Jean-Jacques Nuel, Une saison avec Dieu

 Dieu existe, je l’ai rencontré

Vivre avec Dieu n’est pas chose facile. Sur­tout lors de son vivant (nous par­lons bien sûr du nar­ra­teur et non de l’entité céleste). Les deux ont coha­bité pen­dant trois mois lors de l’hiver 1973. Dieu n’était pas regar­dant. La colo­ca­tion eut lieu “au numéro 7 de la rue de l’Epée” dans le der­nier étage (sans ascen­seur) d’un immeuble insa­lubre.
Dieu y est tout sauf un mau­vais type pré­ten­tieux. Il fume, boit de la bière et com­pa­tit (en l’écoutant) le pauvre pêcheur. Le pre­mier s’en trouve par­fois décati et c’est le mor­tel qui prend conscience que l’un et l’autre ne vivent pas sur le même plan. Cette évi­dence semble par­fois échap­per (alcool aidant ?) à Dieu.

Certes, le nar­ra­teur a du mal à pro­duire des preuves d’une telle expé­rience. Et faute de les exhi­ber, il est devenu “un vieil homme peu sociable qui déteste son époque”. Mais ras­su­rons les croyants : Dieu n’y est pour rien ou pour pas grand chose quoique se murant à Paris comme dans le ciel en un cer­tain silence.
Certes encore,  la déité selon son coloc manque cruel­le­ment d’humour : les sketches de Fer­nand Rey­naud ou les pre­mières pages de Hara Kiri ou Char­lie Hebdo le laissent impas­sible. Il est vrai que, pour le cas des deux publi­ca­tions, il a droit à un joker. L’auteur ne le dit pas mais qu’on se sou­vienne de des­sins où son Fils était moqué. Par exemple, lorsqu’il tomba décloué de sa croix. Et ce, afin de faire la publi­cité pour des vis.

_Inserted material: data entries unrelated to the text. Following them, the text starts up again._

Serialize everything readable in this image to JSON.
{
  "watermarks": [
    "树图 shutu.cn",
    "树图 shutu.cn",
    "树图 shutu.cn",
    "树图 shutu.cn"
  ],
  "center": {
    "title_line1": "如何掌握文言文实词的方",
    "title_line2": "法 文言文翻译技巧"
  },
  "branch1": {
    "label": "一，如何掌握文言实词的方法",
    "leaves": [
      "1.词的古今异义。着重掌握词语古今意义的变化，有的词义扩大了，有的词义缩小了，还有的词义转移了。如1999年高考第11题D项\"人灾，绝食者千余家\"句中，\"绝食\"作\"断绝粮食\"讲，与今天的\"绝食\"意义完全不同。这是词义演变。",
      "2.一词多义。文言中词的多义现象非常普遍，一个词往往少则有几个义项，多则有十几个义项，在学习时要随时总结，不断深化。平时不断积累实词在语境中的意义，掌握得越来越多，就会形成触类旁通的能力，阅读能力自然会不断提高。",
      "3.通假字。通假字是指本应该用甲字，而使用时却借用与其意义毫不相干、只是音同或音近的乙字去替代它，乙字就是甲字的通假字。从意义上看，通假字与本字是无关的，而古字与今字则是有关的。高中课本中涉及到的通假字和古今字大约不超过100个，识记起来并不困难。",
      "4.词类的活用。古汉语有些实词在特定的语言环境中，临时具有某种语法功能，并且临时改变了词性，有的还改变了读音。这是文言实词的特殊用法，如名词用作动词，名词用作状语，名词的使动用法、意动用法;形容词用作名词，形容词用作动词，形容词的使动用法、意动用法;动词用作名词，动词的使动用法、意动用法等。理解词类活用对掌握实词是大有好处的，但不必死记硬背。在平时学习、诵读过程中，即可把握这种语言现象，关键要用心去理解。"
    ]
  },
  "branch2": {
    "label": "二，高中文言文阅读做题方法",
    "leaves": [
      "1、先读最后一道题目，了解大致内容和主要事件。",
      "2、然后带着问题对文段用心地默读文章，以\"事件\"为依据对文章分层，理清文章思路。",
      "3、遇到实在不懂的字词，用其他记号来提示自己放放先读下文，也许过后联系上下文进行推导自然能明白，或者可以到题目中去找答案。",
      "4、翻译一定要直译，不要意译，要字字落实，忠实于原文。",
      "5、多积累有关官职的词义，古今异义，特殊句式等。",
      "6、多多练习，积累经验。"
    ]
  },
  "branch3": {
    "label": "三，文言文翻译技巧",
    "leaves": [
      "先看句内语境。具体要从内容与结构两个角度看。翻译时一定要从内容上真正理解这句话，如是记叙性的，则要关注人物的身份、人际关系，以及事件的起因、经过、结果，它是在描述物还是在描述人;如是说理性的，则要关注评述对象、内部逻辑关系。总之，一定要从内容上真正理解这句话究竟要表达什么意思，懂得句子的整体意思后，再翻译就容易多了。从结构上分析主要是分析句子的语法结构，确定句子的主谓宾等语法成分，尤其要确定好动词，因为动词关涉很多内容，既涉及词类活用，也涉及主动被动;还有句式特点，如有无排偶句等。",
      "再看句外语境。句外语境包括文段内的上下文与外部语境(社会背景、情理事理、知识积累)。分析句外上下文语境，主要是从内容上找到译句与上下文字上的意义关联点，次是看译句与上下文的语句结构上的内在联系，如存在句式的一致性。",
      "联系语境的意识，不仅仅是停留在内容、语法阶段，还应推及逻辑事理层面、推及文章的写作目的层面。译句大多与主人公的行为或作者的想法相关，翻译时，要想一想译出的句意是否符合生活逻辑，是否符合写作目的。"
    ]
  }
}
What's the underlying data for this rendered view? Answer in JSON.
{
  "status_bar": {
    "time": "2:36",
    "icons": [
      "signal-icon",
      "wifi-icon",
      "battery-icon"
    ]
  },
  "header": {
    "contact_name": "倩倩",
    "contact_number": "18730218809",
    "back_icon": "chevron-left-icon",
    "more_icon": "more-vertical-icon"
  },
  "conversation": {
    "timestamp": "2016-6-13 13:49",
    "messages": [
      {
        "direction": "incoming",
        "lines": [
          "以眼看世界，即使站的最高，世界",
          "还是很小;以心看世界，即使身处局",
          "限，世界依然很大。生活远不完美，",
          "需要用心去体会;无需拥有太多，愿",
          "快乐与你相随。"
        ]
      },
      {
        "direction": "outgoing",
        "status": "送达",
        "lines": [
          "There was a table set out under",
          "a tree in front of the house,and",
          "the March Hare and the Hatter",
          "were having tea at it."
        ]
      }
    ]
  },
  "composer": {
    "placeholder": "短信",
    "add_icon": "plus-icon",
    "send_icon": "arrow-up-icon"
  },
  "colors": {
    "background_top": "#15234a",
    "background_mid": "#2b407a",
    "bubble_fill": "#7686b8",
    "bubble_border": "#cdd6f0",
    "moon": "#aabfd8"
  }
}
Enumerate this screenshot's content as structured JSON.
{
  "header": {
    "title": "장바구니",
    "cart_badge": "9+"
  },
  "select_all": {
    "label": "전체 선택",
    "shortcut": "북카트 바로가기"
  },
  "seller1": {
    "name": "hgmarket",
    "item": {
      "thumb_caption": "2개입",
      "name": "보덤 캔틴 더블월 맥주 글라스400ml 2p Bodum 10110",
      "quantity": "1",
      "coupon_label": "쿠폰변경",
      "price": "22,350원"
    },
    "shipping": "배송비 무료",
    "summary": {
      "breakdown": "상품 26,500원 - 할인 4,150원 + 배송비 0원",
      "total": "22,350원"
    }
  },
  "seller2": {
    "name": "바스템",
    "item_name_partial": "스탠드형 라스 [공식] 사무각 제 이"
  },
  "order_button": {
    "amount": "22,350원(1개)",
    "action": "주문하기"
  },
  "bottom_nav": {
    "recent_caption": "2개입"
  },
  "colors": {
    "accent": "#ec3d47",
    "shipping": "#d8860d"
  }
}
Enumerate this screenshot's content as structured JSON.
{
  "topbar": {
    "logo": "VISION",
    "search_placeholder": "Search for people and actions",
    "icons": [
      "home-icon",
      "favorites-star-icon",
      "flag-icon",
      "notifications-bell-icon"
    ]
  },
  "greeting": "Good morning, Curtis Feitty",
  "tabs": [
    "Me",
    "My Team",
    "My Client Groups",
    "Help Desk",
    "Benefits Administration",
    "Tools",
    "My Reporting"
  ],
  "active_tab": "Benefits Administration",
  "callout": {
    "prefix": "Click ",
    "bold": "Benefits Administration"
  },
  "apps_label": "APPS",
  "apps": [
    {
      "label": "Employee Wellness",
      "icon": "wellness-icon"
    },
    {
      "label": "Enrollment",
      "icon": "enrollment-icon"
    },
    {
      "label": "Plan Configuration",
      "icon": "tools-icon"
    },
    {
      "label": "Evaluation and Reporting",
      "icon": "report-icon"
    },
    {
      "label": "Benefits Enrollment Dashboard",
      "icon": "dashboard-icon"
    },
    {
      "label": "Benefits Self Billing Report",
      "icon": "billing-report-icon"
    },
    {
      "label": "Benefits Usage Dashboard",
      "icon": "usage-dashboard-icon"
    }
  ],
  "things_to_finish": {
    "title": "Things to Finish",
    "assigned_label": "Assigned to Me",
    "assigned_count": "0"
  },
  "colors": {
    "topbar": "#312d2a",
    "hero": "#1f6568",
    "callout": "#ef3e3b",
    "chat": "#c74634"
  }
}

Fleg­ma­tique devant de tels vices et sévices, il va jusqu’à payer la répa­ra­tion de la 2 CV de son logeur. Mais, pour ce der­nier, il s’agit là d’un juste retour sur inves­tis­se­ment. Qui a part lui aurait accepté une telle coha­bi­ta­tion ? “Dieu était chez lui chez moi”  rappelle-t-il. Il y a là bien sûr l’espoir (secret) que le pre­mier lui ren­dra la pareille (le plus tard pos­sible).
Néan­moins, ne noir­cis­sons pas le tableau : le nar­ra­teur n’est pas un affai­riste qui mise sur l’avenir. Il “fait le job” comme on dit. Et ce, même si dans cet hiver gla­cial, il souf­frit bien plus du froid que son invité. Mais fidèle à lui, et avant de ter­mi­ner son livre, il prend soin de remer­cier son lec­teur puis de conclure qu’il ren­trera le moment venu plus apaisé dans l’éternité.

Ce qui est, n’en dou­tons pas, un sacré gain. Qui a part lui pour­rait écrire : Dieu existe, je l’ai rencontré ?

jean-paul gavard-perret

Jean-Jacques Nuel, Une sai­son avec Dieu, Edi­tions Le Pont du Change, Salor­nay sur Guye, 2019, 134 p. — 14,00 €.